There are some limitations of our study. First, the SpO2 values were higher than expected and could affect data interpretation. However, we controlled the application of the VHL protocol during data collection and are confident that it was performed correctly. Moreover, we cannot dismiss that a possible pacing effect was present. This underlines that some precautions should be taken into account when applying this technique to novice users, since the familiarization with the VHL technique may have been too short and may have influenced the experimental results. Furthermore, the group was not homogeneous regarding competitive level or training experience, specifically regarding strength training.

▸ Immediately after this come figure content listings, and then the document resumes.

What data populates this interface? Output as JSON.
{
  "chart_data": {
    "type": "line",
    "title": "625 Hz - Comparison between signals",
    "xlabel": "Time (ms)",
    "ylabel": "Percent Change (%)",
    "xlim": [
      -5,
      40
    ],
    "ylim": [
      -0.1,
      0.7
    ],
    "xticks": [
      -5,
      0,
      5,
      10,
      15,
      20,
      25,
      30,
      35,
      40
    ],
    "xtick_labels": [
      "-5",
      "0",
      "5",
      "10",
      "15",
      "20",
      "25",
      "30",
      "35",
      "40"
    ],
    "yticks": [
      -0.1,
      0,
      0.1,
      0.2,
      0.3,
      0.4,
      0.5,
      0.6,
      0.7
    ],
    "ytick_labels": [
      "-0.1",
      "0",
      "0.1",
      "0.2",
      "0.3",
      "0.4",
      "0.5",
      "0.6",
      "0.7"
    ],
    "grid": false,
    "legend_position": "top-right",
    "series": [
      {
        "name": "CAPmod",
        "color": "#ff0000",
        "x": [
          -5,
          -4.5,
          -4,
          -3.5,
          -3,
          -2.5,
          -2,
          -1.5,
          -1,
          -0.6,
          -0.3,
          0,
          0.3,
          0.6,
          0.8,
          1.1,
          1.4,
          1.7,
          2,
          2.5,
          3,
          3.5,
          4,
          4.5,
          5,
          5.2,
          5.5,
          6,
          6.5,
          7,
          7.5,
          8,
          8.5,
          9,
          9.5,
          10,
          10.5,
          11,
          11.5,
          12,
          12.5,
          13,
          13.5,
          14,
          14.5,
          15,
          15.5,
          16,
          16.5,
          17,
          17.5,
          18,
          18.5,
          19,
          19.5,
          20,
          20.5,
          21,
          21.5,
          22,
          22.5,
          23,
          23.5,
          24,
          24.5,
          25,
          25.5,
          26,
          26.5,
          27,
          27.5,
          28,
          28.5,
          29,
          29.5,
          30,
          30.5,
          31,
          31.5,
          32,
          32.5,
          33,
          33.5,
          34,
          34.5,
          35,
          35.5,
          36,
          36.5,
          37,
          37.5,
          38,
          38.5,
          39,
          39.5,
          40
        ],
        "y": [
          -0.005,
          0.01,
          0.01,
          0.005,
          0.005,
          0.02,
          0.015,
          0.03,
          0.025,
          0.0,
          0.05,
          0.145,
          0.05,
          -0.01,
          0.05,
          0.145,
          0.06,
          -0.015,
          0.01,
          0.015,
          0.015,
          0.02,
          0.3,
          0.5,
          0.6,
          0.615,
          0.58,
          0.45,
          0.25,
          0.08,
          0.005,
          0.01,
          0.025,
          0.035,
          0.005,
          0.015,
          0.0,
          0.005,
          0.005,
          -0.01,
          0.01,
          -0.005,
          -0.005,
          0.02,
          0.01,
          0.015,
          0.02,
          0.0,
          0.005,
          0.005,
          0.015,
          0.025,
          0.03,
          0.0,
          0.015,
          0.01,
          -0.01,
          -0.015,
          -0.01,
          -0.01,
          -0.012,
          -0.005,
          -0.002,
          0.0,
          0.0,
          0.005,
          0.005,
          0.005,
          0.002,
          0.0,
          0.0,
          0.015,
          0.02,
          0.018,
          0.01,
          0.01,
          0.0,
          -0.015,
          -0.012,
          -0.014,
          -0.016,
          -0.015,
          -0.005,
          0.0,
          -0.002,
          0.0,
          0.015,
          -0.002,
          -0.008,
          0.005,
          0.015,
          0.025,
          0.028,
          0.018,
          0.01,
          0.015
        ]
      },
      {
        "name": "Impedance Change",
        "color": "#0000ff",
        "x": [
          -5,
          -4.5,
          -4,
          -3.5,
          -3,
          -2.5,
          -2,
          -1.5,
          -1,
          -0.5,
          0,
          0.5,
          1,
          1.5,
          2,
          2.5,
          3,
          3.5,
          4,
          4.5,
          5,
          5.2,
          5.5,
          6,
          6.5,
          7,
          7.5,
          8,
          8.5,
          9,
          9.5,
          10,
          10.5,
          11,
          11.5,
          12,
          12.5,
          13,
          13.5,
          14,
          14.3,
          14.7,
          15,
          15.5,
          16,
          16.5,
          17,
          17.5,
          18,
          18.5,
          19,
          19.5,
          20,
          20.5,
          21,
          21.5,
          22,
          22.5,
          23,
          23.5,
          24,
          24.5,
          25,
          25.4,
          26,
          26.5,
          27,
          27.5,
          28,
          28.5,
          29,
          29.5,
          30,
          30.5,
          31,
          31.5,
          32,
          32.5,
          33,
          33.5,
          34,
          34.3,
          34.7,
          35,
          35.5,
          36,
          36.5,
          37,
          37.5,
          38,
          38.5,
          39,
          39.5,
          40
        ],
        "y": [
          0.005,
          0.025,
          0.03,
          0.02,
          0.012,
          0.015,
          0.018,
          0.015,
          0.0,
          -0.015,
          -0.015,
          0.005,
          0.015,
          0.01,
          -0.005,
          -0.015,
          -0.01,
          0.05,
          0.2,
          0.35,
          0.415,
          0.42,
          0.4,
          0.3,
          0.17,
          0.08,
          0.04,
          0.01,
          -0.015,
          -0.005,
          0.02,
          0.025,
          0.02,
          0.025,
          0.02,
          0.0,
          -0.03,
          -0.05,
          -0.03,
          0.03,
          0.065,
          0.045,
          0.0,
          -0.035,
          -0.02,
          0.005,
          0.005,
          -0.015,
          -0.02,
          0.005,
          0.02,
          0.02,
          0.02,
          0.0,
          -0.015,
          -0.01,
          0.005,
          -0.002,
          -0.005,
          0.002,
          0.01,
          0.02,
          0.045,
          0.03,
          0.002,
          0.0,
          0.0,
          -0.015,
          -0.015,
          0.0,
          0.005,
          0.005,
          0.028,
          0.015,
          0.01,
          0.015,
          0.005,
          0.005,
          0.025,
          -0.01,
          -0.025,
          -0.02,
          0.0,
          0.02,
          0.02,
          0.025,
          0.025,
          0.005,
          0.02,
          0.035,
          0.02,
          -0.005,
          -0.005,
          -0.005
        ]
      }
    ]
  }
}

Additionally, the NIRS probe placement in the long head of the triceps brachii may not represent the measured variable in all the muscles involved in the arm ergometer action.

Conclusions

The main finding of this study is that a repeated-sprint exercise performed with VHL in an arm-crank ergometer did not induce a significant drop in SpO2 and, consequently, did not induce a drop in muscle oxygenation. Performance indicators, PPO, MPO, and TW, were significantly affected by RS-VHL, suggesting that this must be taken into account by coaches and sports physiologists if they decide to use RS-VHL over traditional RS. Conversely, RSAdecs was not affected. This is the first study to introduce a fatigue evaluation of explosive movements to analyse the impact of the RS protocol in both conditions, and no effect was observed. These two parameters combined suggest that the VHL technique did not affect the neuromuscular performance after the application of the technique, indicating that it is possible, apart from concurrent considerations regarding the specificity of the stimuli, to include this protocol in a common combat sports training session.

[La] and RER were lower in RS-VHL when compared with RSN. These results combined suggest that the aerobic system may have been preferentially utilised over the glycolytic pathway.

Our subjects were found to use a pacing strategy and this could have affected the outcomes. Furthermore this highlights the need for a more individualized approach to pacing and strategies of VHL application, in particular effort:pause ratios, in future training and VHL research.